One of the topics that is very important to many technology professionals is security. Security also might be one of the least understood aspects of our jobs. It's an area that requires regular learning, monitoring, reactions, and vigilance. A healthy dose of paranoia makes a good security mindset, but this an easily devolve into greater stress and worry than might be appropriate, or the feeling that one should throw their hands in the air because of all the potential issues, attacks, and vulnerabilities.
I think as individuals our part is to learn to write better code and scripts with security in mind, perhaps implementing best practices, but really the ways we will get better security is when vendors and platforms develop better ways to implement their security for us. They need people that study the issues and build fixes applicable to protect systems. This means we need good interfaces and basic contracts that ensure we can build software on top of platforms, but we will need to outsource this part of our security.

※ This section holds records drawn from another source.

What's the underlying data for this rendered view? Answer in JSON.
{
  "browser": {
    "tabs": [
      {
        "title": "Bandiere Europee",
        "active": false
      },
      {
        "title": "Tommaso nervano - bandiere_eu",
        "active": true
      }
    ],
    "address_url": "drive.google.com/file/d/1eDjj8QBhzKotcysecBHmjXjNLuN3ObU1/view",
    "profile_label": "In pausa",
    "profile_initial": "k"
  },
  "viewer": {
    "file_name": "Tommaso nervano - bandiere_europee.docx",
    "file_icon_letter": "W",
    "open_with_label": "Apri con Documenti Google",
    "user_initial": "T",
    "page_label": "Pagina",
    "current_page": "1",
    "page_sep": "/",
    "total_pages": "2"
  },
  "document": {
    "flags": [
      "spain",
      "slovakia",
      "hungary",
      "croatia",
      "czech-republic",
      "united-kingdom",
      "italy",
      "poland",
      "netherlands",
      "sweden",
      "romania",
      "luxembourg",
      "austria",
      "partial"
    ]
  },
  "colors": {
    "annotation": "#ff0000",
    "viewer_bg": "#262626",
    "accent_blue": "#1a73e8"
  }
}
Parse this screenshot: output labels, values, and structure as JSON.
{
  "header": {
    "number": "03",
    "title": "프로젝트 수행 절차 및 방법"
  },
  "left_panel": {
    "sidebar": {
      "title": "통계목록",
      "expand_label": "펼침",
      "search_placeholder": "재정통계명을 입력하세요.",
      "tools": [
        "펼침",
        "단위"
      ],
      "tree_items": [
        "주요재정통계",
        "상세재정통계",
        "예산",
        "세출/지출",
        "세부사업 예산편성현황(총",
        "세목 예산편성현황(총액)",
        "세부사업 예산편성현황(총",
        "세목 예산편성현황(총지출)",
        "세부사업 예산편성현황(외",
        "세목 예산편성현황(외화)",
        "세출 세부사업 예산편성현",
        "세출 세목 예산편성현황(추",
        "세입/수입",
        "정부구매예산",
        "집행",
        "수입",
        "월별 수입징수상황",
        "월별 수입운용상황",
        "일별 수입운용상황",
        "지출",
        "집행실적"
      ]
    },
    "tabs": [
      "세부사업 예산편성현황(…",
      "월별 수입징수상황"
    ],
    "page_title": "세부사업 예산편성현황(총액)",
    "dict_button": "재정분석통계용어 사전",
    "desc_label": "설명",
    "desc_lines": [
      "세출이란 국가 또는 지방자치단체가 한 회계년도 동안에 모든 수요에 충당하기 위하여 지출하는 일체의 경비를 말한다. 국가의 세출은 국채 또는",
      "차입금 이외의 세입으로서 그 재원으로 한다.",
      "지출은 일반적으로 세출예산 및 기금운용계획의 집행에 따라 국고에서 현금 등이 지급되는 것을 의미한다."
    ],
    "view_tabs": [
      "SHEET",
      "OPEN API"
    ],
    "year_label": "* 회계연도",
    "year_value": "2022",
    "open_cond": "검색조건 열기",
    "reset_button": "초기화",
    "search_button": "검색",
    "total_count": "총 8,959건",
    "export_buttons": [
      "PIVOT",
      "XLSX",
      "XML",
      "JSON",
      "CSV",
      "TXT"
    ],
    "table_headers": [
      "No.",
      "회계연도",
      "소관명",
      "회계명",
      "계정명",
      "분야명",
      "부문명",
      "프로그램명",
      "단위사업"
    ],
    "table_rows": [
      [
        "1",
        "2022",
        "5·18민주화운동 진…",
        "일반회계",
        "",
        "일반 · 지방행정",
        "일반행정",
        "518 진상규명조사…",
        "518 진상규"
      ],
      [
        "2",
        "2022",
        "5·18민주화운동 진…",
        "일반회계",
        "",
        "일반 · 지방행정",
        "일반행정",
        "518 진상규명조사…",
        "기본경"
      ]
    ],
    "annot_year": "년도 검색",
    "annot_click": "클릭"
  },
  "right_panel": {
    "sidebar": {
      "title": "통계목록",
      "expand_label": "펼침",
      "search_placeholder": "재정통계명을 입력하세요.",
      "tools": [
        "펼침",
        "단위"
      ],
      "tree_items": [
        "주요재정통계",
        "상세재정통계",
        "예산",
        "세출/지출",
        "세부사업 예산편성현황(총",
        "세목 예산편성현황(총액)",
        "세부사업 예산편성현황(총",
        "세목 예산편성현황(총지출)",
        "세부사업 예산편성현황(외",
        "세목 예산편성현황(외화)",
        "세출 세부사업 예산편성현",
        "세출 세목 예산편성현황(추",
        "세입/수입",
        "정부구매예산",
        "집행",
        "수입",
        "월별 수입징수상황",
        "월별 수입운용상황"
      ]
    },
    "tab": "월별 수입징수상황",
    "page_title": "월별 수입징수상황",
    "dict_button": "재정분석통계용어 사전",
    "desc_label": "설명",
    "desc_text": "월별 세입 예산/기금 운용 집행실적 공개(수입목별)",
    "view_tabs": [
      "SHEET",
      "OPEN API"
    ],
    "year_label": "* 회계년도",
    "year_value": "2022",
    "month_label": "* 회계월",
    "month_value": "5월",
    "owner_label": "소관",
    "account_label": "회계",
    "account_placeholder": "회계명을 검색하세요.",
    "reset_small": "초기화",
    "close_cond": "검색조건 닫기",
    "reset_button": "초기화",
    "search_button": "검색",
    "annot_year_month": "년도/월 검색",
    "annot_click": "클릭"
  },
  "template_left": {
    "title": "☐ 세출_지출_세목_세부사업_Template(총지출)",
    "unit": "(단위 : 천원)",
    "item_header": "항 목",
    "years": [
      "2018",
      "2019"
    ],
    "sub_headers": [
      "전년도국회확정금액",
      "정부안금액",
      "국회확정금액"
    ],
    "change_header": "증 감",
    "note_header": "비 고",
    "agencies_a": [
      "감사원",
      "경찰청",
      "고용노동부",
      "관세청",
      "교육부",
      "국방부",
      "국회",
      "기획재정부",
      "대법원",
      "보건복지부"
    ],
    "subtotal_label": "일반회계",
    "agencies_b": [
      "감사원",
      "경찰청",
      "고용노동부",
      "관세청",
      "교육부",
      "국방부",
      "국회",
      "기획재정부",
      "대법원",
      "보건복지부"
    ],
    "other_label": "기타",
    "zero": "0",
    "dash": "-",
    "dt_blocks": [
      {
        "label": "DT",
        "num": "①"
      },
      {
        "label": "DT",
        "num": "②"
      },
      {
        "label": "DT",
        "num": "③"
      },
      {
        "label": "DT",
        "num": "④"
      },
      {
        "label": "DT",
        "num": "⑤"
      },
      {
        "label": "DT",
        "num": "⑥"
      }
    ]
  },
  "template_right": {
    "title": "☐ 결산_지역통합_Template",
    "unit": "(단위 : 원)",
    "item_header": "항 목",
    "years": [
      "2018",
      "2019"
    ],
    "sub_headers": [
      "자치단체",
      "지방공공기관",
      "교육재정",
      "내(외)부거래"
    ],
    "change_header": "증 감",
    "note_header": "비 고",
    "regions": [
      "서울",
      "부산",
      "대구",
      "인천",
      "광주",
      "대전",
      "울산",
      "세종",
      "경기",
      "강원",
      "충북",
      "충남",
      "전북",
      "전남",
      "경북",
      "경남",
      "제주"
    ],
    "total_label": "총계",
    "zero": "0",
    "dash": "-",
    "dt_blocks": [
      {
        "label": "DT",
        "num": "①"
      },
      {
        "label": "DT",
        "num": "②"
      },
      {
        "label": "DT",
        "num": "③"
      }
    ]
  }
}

Microsoft is one company that has been working to help us implement better security through defense in depth, through partnerships with other firms, and is making a difference. They're not perfect, and there are still flaws in their software, but they are addressing and fixing them quicker and quicker. The world is changing, and Microsoft is a very different company than the one that build SQL Server 2008 R2, or even SQL Server 2012. They are maturing and becoming more responsive, and to me, more responsible about their place in the technology industry. They are striving to produce higher quality products, and when there are issues, they look to fix their mistakes quickly.
Many of us that have struggled to believe in this new Microsoft and apply patches in a more timely manner. I'll admit that I still rarely apply CUs unless I have a need for a fix, but mostly that's because I don't want any unexpected issues to crop up when I'm presenting and I don't have time to test that regularly. Like you, I have multiple versions of SQL Server. I do catch up periodically, and I certainly try to apply Service Packs within a few weeks of release, if not sooner. As much as Windows updates can be annoying, this is more a matter of timing than concern over quality, and I do try to keep up with these.
Will Microsoft and other vendors make mistakes with updates? Sure, sometimes there will be a patch that causes a problem with some, maybe many systems. However, we do need to grow and advance the security of our systems, which will always have vulnerabilities. Therefore, we need good quality updates from vendors like Microsoft, which I do think has happened. However, we also need customers to apply those patches. You can be slow and conservative, but don't be negligent and try to avoid them completely. That makes the security situation worse for all of us.